Movies

Hamlet

Projeto documental acompanha uma das lideranças das ocupações realizadas por estudantes gaúchos durante o ano de 2016

Texto por Leonardo Andreiko

Foto: Galo de Briga Fimes/Divulgação

Em 2016, centenas de escolas de ensino médio foram ocupadas ao redor do Brasil. Nossa modesta Primavera Árabe, aquela chamada Primavera Secundarista, inseriu-se no contexto arisco da defesa da presidente Dilma Rousseff contra o golpe que sofria por parte do Congresso Nacional, de Michel Temer e demais setores dos três poderes – “Com o Supremo, com tudo”, como imortalizou Romero Jucá.

Nesse contexto, mas também reivindicando mais atenção às políticas públicas de educação, o Brasil foi tomado pelo breve protagonismo da juventude. Se o corajoso movimento não rendeu muitos frutos, afinal a democracia atual se encontra sob ataques muito mais graves que o neoliberalismo do governo Temer, ainda nos propicia uma série de reflexões.

Observando de perto a movimentação das ocupações gaúchas, Hamlet (Brasil, 2022 – Galo de Briga Filmes) é um projeto documental que acompanha Fredericco Restori, uma das lideranças dos ocupantes de uma grande escola de Porto Alegre. A narrativa dispersa é muito mais uma coleção de momentos – plenárias, assembleias, reuniões entre ocupantes, palestras e até a hora do videogame – que uma representação ampla e didática do período da ocupação.

Num primeiro momento, a câmera errática dirigida por Zeca Brito parece incerta do que quer filmar. O registro histórico se inicia numa grande plenária, em que já desponta a presença de Fredericco. Embora este seja nosso protagonista desde a primeira cena do longa-metragem, Brito parece muito mais interessado na coletividade dos ocupantes do colégio, um conjunto de sem nomes que insiste na “horizontalidade democrática”, por assim dizer, e nunca é gravada só. 

O foco constantemente desregulado, a princípio, parece sintoma de uma operação de câmera ansiosa em capturar a essencialidade do momento, mas logo se denuncia em seu exagero: ao compor as sequências cotidianas da ocupação, assim como suas seções mais dialógicas, Zeca Brito escancara seu próprio processo de formalização, ainda que busque escondê-lo sob um fino véu de naturalismo. Partimos do “parece ser” para o “quer parecer ser”, um movimento que não é ruim em si mesmo, mas interessante por nos lembrar que documentário não é realidade – é cinema.

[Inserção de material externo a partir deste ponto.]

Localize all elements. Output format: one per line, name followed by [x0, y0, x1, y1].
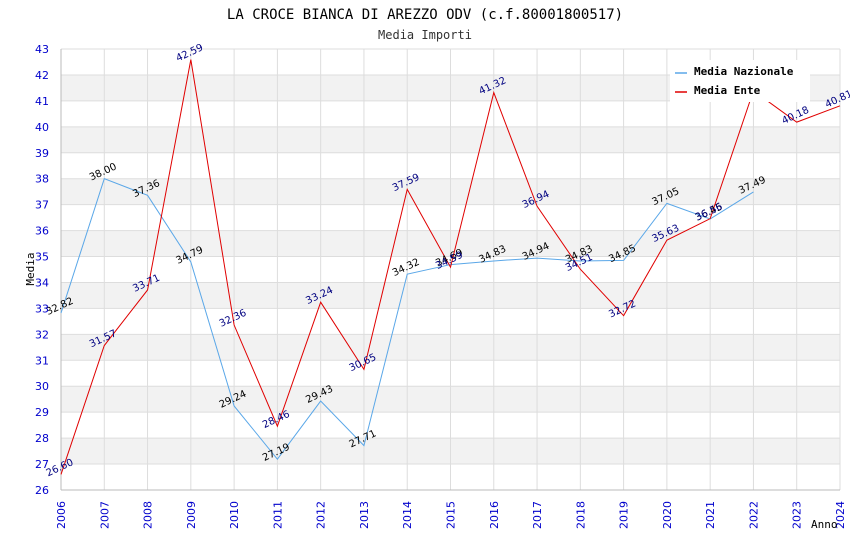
x-tick-label: 2013: [358, 501, 371, 529]
y-tick-label: 41: [35, 95, 49, 108]
y-tick-label: 30: [35, 380, 49, 393]
series-lines: [60, 59, 841, 475]
x-tick-label: 2015: [445, 501, 458, 529]
data-labels: 32.8238.0037.3634.7929.2427.1929.4327.71…: [45, 42, 850, 479]
x-tick-label: 2010: [228, 501, 241, 529]
legend-label-media-ente: Media Ente: [694, 84, 761, 97]
y-tick-label: 33: [35, 302, 49, 315]
gridlines: [60, 48, 841, 491]
y-tick-label: 36: [35, 225, 49, 238]
series-line-media-ente: [60, 59, 841, 475]
x-tick-label: 2012: [315, 501, 328, 529]
data-label: 32.82: [45, 296, 76, 318]
y-axis-label: Media: [24, 252, 37, 285]
x-tick-label: 2020: [661, 501, 674, 529]
legend: Media Nazionale Media Ente: [670, 60, 810, 102]
axis-ticks: 26 27 28 29 30 31 32 33 34 35 36 37 38 39 40 41 42 43 2006…: [35, 43, 847, 529]
y-tick-label: 26: [35, 484, 49, 497]
y-tick-label: 28: [35, 432, 49, 445]
series-line-media-nazionale: [60, 178, 754, 460]
y-tick-label: 29: [35, 406, 49, 419]
x-tick-label: 2014: [401, 501, 414, 529]
data-label: 26.60: [45, 457, 76, 479]
y-tick-label: 35: [35, 251, 49, 264]
x-axis-label: Anno: [811, 518, 838, 531]
y-tick-label: 31: [35, 354, 49, 367]
x-tick-label: 2006: [55, 501, 68, 529]
data-label: 32.36: [218, 308, 249, 330]
x-tick-label: 2011: [271, 501, 284, 529]
x-tick-label: 2008: [142, 501, 155, 529]
data-label: 40.18: [780, 105, 811, 127]
legend-box: [670, 60, 810, 102]
chart-subtitle: Media Importi: [378, 28, 472, 42]
legend-label-media-nazionale: Media Nazionale: [694, 65, 794, 78]
y-tick-label: 38: [35, 173, 49, 186]
data-label: 42.59: [174, 42, 205, 64]
chart-title: LA CROCE BIANCA DI AREZZO ODV (c.f.80001…: [227, 7, 623, 23]
y-tick-label: 34: [35, 276, 49, 289]
x-tick-label: 2018: [574, 501, 587, 529]
x-tick-label: 2016: [488, 501, 501, 529]
data-label: 34.32: [391, 257, 422, 279]
x-tick-label: 2007: [98, 501, 111, 529]
x-tick-label: 2019: [618, 501, 631, 529]
x-tick-label: 2022: [747, 501, 760, 529]
x-tick-label: 2024: [834, 501, 847, 529]
x-tick-label: 2021: [704, 501, 717, 529]
x-tick-label: 2023: [791, 501, 804, 529]
y-tick-label: 42: [35, 69, 49, 82]
y-tick-label: 32: [35, 328, 49, 341]
y-tick-label: 40: [35, 121, 49, 134]
y-tick-label: 39: [35, 147, 49, 160]
x-tick-label: 2017: [531, 501, 544, 529]
x-tick-label: 2009: [185, 501, 198, 529]
y-tick-label: 37: [35, 199, 49, 212]
y-tick-label: 43: [35, 43, 49, 56]
y-tick-label: 27: [35, 458, 49, 471]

Num segundo momento, esteticamente mais interessante, Hamlet assume seu discurso mais narrativo que repórter, utilizando ligações telefônicas de Fredericco como meio para a exposição de seu conflito interno, que também é refletido em sequências subjetivas. A bem da verdade, esse estatuto da obra sempre esteve presente, já que o filme se inicia, antes do registro histórico das ocupações, com uma conversa entre Fredericco e um homem mais velho tecendo comparações entre sua condição de liderança e a dúvida central de Hamlet: “ser ou não ser, eis a questão”.

Se o filme não esconde a condição de líder que caracteriza Fredericco, sua ideologia juvenil, a princípio, recusa-se a aceitá-la. Ao longo de Hamlet, sua posição vai de “precisamos manter a horizontalidade para não tornar este um movimento fascista” para “eu queria ser líder, e era líder, mas não tinha coragem de admitir”. A ingenuidade da mobilização secundarista permeia todos os acontecimentos do filme – desde a rusga desmobilizada com entidades de base da categoria, como a UBES e a UNE, até a escuta atenta aos ensinamentos do grande crítico e cineasta brasileiro Jean-Claude Bernadet sobre a conjuntura política. 

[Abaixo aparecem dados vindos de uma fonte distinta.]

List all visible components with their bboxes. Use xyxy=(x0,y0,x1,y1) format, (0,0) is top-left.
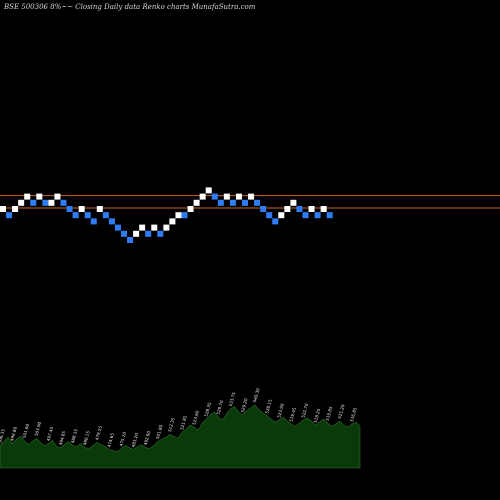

Justamente por essa inerente ingenuidade, alguns dos momentos aqui retratados conferem ao filme um curioso frescor: um “vai chorar” que vaza na captação sonora durante um protesto; o canto “Bololo ha ha, quero ver desocupar”, eco da relação entre política e cultura que é muito única a cada geração que a vive; a incessante descoordenação da massa durante momentos de tensão, em que o silêncio é um episódio raro que, quando acontece, é muito efêmero.

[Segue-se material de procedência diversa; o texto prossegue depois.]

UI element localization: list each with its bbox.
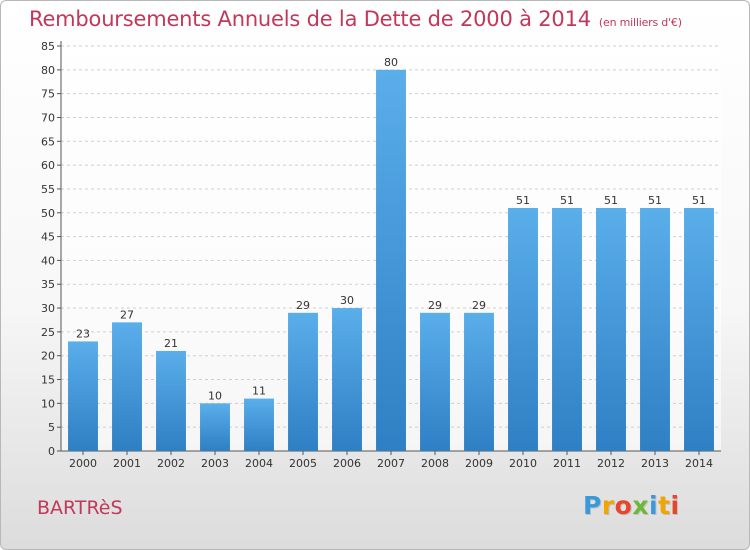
x-tick-label-2012: 2012 xyxy=(597,457,625,470)
x-tick-label-2002: 2002 xyxy=(157,457,185,470)
bar-2000 xyxy=(68,341,98,451)
y-tick-label: 75 xyxy=(41,88,55,101)
bar-2014 xyxy=(684,208,714,451)
y-tick-label: 60 xyxy=(41,159,55,172)
bar-2004 xyxy=(244,398,274,451)
x-tick-label-2013: 2013 xyxy=(641,457,669,470)
data-label-2004: 11 xyxy=(252,385,266,398)
y-tick-label: 25 xyxy=(41,326,55,339)
logo-letter: r xyxy=(601,491,615,520)
bar-2009 xyxy=(464,312,494,451)
bar-2010 xyxy=(508,208,538,451)
data-label-2014: 51 xyxy=(692,194,706,207)
x-tick-label-2007: 2007 xyxy=(377,457,405,470)
y-tick-label: 80 xyxy=(41,64,55,77)
y-tick-label: 20 xyxy=(41,350,55,363)
logo-letter: o xyxy=(614,491,633,520)
bar-2002 xyxy=(156,350,186,451)
bar-2006 xyxy=(332,308,362,451)
y-tick-label: 35 xyxy=(41,278,55,291)
y-tick-label: 15 xyxy=(41,374,55,387)
y-tick-label: 45 xyxy=(41,231,55,244)
data-label-2002: 21 xyxy=(164,337,178,350)
x-tick-label-2009: 2009 xyxy=(465,457,493,470)
bar-2005 xyxy=(288,312,318,451)
x-tick-label-2003: 2003 xyxy=(201,457,229,470)
x-tick-label-2000: 2000 xyxy=(69,457,97,470)
logo-letter: t xyxy=(658,491,671,520)
y-tick-label: 0 xyxy=(48,445,55,458)
y-tick-label: 40 xyxy=(41,254,55,267)
y-tick-label: 5 xyxy=(48,421,55,434)
data-label-2012: 51 xyxy=(604,194,618,207)
logo-letter: x xyxy=(632,491,649,520)
x-tick-label-2008: 2008 xyxy=(421,457,449,470)
data-label-2001: 27 xyxy=(120,308,134,321)
x-tick-label-2010: 2010 xyxy=(509,457,537,470)
x-tick-label-2014: 2014 xyxy=(685,457,713,470)
bar-2003 xyxy=(200,403,230,451)
bar-2013 xyxy=(640,208,670,451)
x-tick-label-2001: 2001 xyxy=(113,457,141,470)
commune-name: BARTRèS xyxy=(37,497,123,519)
data-label-2006: 30 xyxy=(340,294,354,307)
data-label-2013: 51 xyxy=(648,194,662,207)
logo-letter: i xyxy=(670,491,680,520)
data-label-2000: 23 xyxy=(76,327,90,340)
bar-2008 xyxy=(420,312,450,451)
y-tick-label: 10 xyxy=(41,397,55,410)
x-tick-label-2004: 2004 xyxy=(245,457,273,470)
y-tick-label: 55 xyxy=(41,183,55,196)
data-label-2008: 29 xyxy=(428,299,442,312)
logo-letter: i xyxy=(649,491,659,520)
data-label-2007: 80 xyxy=(384,56,398,69)
proxiti-logo: Proxiti xyxy=(583,491,680,520)
data-label-2003: 10 xyxy=(208,389,222,402)
data-label-2009: 29 xyxy=(472,299,486,312)
data-label-2010: 51 xyxy=(516,194,530,207)
data-label-2011: 51 xyxy=(560,194,574,207)
bar-2012 xyxy=(596,208,626,451)
y-tick-label: 70 xyxy=(41,111,55,124)
y-tick-label: 85 xyxy=(41,40,55,53)
x-tick-label-2011: 2011 xyxy=(553,457,581,470)
bar-2011 xyxy=(552,208,582,451)
y-tick-label: 50 xyxy=(41,207,55,220)
y-tick-label: 30 xyxy=(41,302,55,315)
bar-2001 xyxy=(112,322,142,451)
x-tick-label-2006: 2006 xyxy=(333,457,361,470)
data-label-2005: 29 xyxy=(296,299,310,312)
x-tick-label-2005: 2005 xyxy=(289,457,317,470)
y-tick-label: 65 xyxy=(41,135,55,148)
chart-title: Remboursements Annuels de la Dette de 20… xyxy=(29,7,682,31)
bar-2007 xyxy=(376,69,406,451)
logo-letter: P xyxy=(583,491,602,520)
chart-subtitle: (en milliers d'€) xyxy=(598,16,682,29)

Contudo, se esses momentos evocam no espectador não mais que a curiosidade e, quando muito, um sorriso de canto de boca, igualmente não se sente o peso que se propõe em Fredericco. A deslocada comparação com Hamlet, que pretende dar tom ao filme, só se dá com clareza na última cena, numa fraca articulação entre o concreto (a ocupação) e o abstrato (as conjecturas posteriores sobre a relação entre vida e arte) que não oferece material suficiente para se realizar. De fato, às vezes a vida imita a arte, assim como a arte imita a vida. Mas nem sempre.

Movies

Marighella

História do militante revolucionário que lutava contra a ditadura militar brasileira chega, enfim, aos nossos cinemas

Texto por Leonardo Andreiko

Foto: Paris Filmes/Divulgação

Embora tenha sido jogado ao mundo em fevereiro de 2019 durante o Festival de Berlim, Marighella ainda não viu a luz do dia em telas brasileiras. Porém, esse atraso não é tão controverso quanto os nomes que assinam a produção.

É notória e assumida a cooperação da Rede Globo com as forças golpistas desde 1964 até o final da ditadura militar, o que justifica a surpresa da comunidade cinéfila ao saber que sua produtora (Globo Filmes) financiou um filme sobre o inimigo número um do Brasil no período. Soa estranho, não?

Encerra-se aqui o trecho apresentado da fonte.